Depuis 2008, le Maroc bénéficie du « statut avancé » dans ses relations avec l’Union Européenne. Les deux parties ont affirmé leur volonté d’instaurer un espace économique commun, caractérisé par une intégration poussée de l’économie marocaine à celle de l’UE.

Le transport routier international

Le Maroc a adhéré à plusieurs conventions internationales en matière de transport routier afin de simplifier les échanges commerciaux avec ses partenaires étrangers, et faciliter le flux de marchandises entre le Maroc et le continent européen. Ainsi deux conventions relatives au contrat de transport marchandises ont eu lieu, il s’agit de la CMR dite convention sur le contrat de transport international de marchandises par route introduite en mai 1956, et la convention TIR pour le transit international routier du 14 novembre 1975.

⮚ La convention CMR

Cette convention s’applique à tout contrat de transport de marchandises par route à titre onéreux au moyen de véhicules, lorsque le lieu de la prise en charge de marchandise et le lieu prévu pour la livraison sont situés dans deux pays différents quand au moins l’un des deux pays est contractant.

⮚ La convention TIR

La convention TIR concerne la transportation de marchandises effectuée sans rupture de charge.
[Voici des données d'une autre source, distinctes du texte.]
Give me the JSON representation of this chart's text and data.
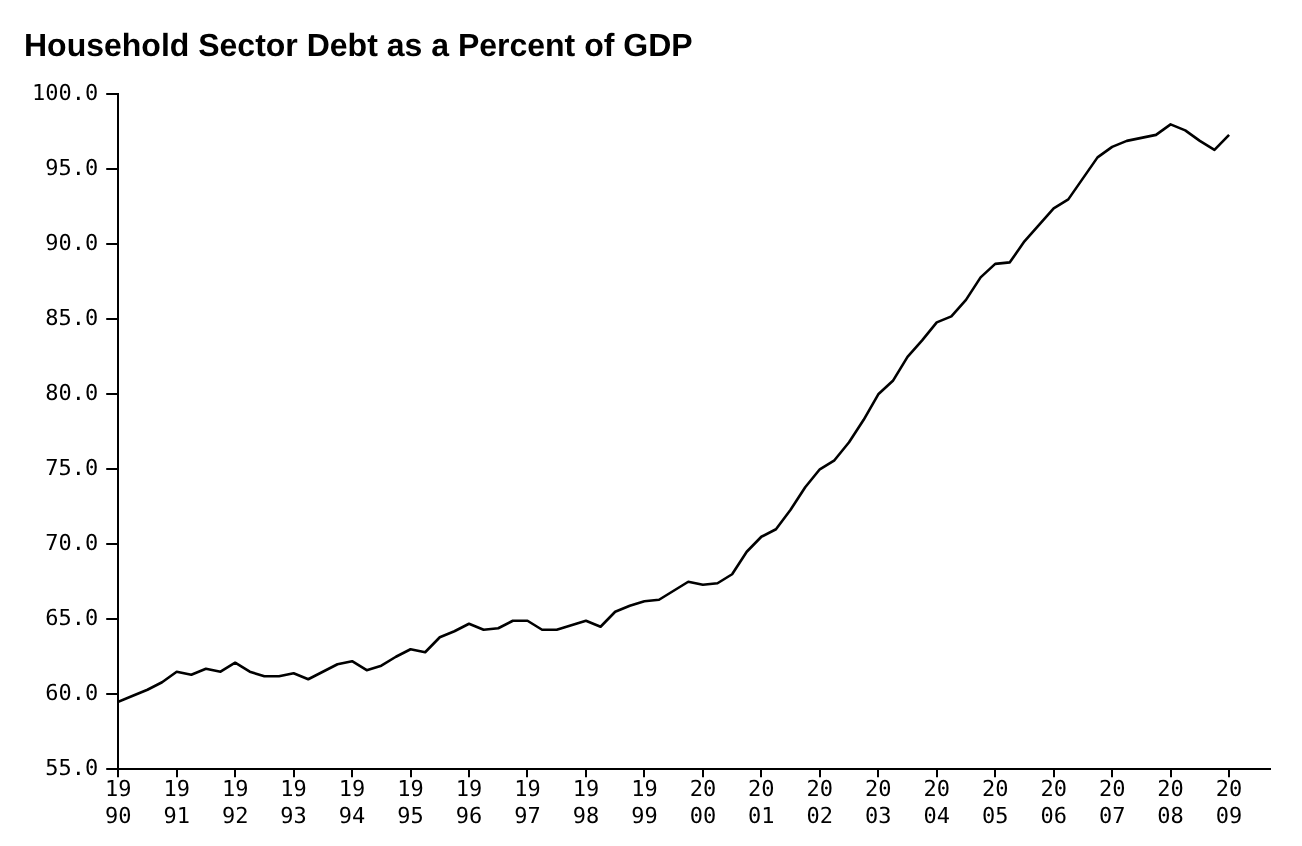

Les marchandises transportées sous le régime TIR ne seront pas assujetties au paiement ou à la consignation des droits et taxe à l’importation, ni à l’exportation aux bureaux de douane de passage.

Le transport routier entre le Maroc et l’Europe en chiffres, évolution et performances.

Totalisant 1 400 véhicules, 400 entreprises spécialisées dans le transport et logistique assurent 80 % du volume de marchandises avec l’Union Européenne, alors que le trafic demeure nul avec ses voisins maghrébins. La part dans les échanges de marchandises entre le Maroc et l’UE est de plus en plus importante. Elle est en moyenne de 20 % (15 % pour les importations et 33 % pour les exportations). Ceci est dû à la proximité géographique ainsi qu’à la rapidité et de la flexibilité de ce mode de transport.

Il en ressort que 80 % des origines et destinataires du TIR marocain proviennent de l’Union Européenne selon les dernières statistiques, cela reflète bien la prédominance de l’UE dans les échanges commerciaux du Maroc, le reste des échanges étant dispersé entre l’Europe de l’Est et certains pays de l’Afrique subsaharienne, notamment à travers la Mauritanie.

Avec un taux d’exportation croissant vers l’Europe et une hausse de 85% des exportations à valeur de 2228 millions de tonnes de marchandises exportées, et une augmentation des importations à un taux de 47% avec 6119 millions de tonnes de marchandises en 2018, le transport routier est désormais le moyen le plus sollicité entre le Maroc et l’Union Européenne. 45% des entreprises optent pour ce mode de transport, avec un taux d’occupation qui atteint 73% du parc de transport routier.

Le transport routier de marchandises entre le Maroc et l’Europe, le challenge environnemental

Le Maroc est à la recherche d’autres moyens de transport de flux vers l’Union Européenne face aux pénuries constatées chaque année en termes de transport routier. Le grand nombre des autorisations bilatérales estampillées chaque année en témoigne.

Réduire au maximum la pollution sonore et climatique, promouvoir la protection de l’environnement est le défi principal qu’affronte le Maroc aujourd’hui. Repenser les modes de transport et intégrer des combinaisons de modes de transport permettra sûrement de réduire les émissions de gaz à effet de serre, dont le transport routier est responsable avec un taux de 25,7 % au niveau de l’Union Européenne.

Le transport de marchandises entre le Maroc et l’Europe sera donc plus porté de plus en plus vers le un mode de transport combiné transport lui permettant de réduire les émissions de gaz à effet de serre. Certes le transport routier offre plusieurs avantages qui lui sont bien spécifiques, une combinaison des modes de transport devrait être envisageable pour en maintenir les avantages tout en prenant en considération l’aspect environnemental.